Sunday we went 0-1 on our NFL play with Baltimore +10.5. When double digit road favorites with 76% of the betting cover easily I am not going to do well! NFL Setups on the totals went 2-2. NFL Setups on the sides went 1-1. There was a setup in the NBA and it lost.
Tonight 1 game in the NFL:
Betting is 76% on the road dog although its pick in a few spots. The line has gone from pick to -1 on Pinnacle. I am 2-2 on my Hilton picks and Miami tonight is the rubber game for me. Variables are split on the game and models are fairly neutral. The game shapes up better with Miami as a home dog but it close either way you look at it. I am passing on the game. I picked it in the hilton contest but the variables have switched around a bit.
This brings me to an email I received asking about variables and models. The models are programs I have developed that take a set of data and work routines on them constantly updating the significance of various data to predict a line on the game. I have often said that these models are the least predictive of what I do. However the last season or two they have been pretty good in the NFL and College football. They kept me away from Houston last night!
The variables are items that are not easily quantifiable to place into models. They run the gamut from reverse line moves to situational analysis. It used to be that I would just use Situational Analysis in several of the sports but more and more the books are shading the lines to the detriment of the “sharp”. So models are starting to be significant again.

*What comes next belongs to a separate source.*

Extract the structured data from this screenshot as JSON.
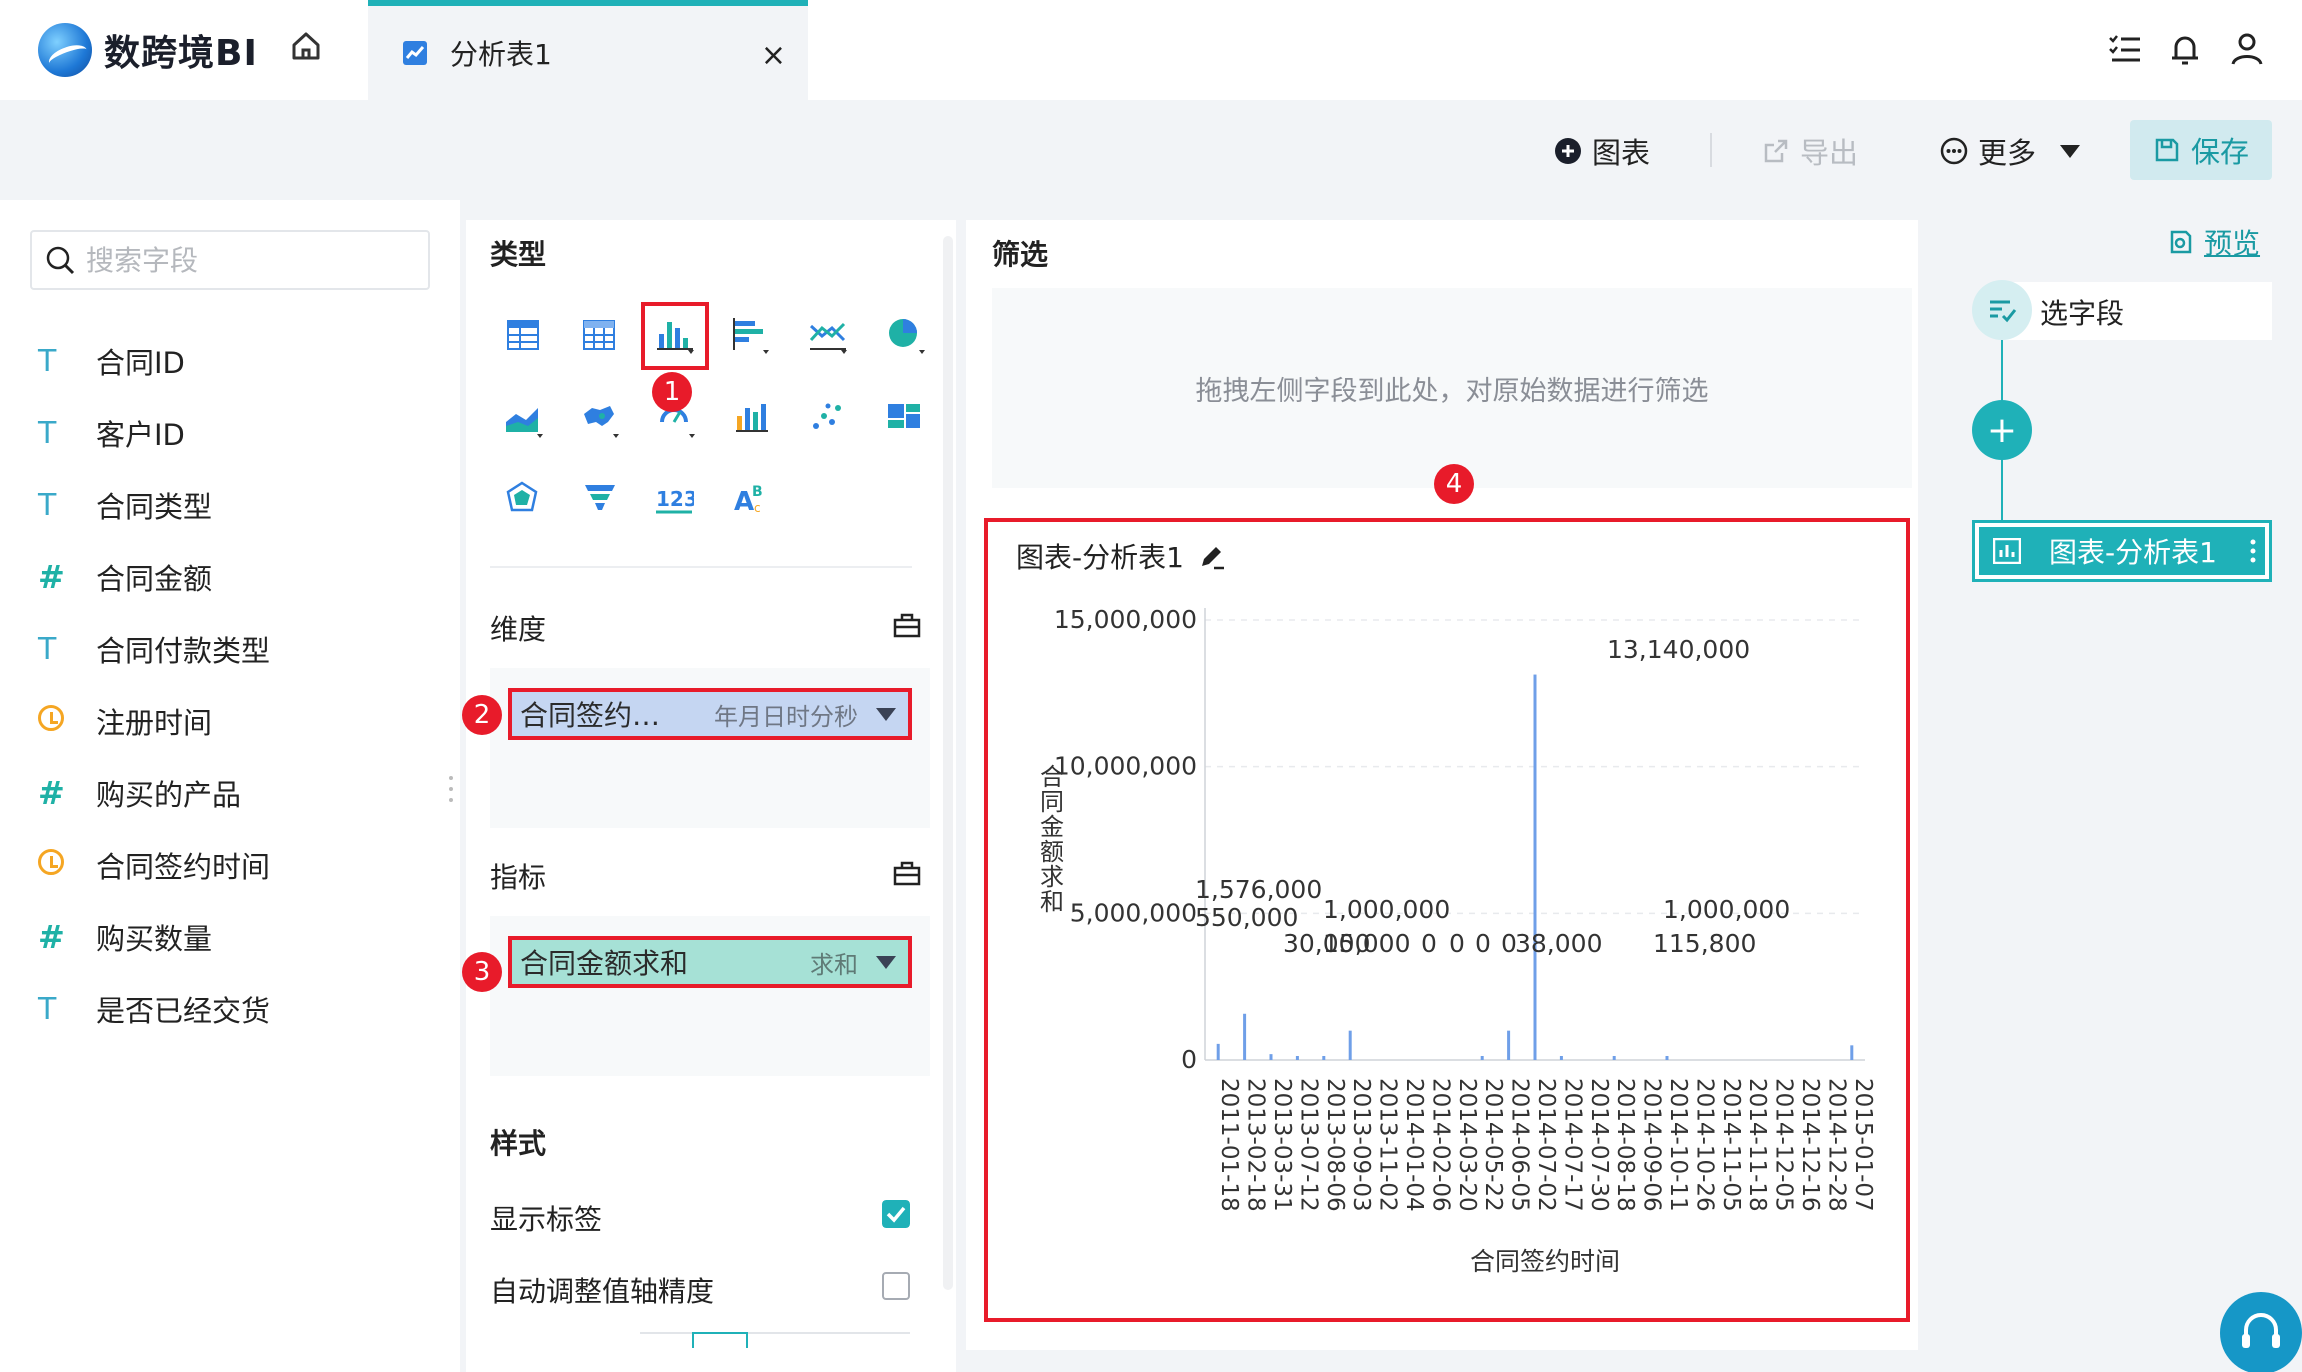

In order for variables alone to do the trick you need to assume that the lines the books put out are close to what the real line should be. Then the variables anticipate that on this particular day because of a particular setup of circumstances one team is more likely to cover.Some variables have been solid performers for years…some come and go. Its a constantly changing process.
Its a constant battle between the books and the public. But then you have the “sharps” that are looking to take advantage to lines made for the public. Its really a big game within a game trying to figure the puzzle out. Ie who is going to cover today.
I take a comprehensive approach in evaluating games. What I talk about on this website is a pretty simplistic discussion of what I do.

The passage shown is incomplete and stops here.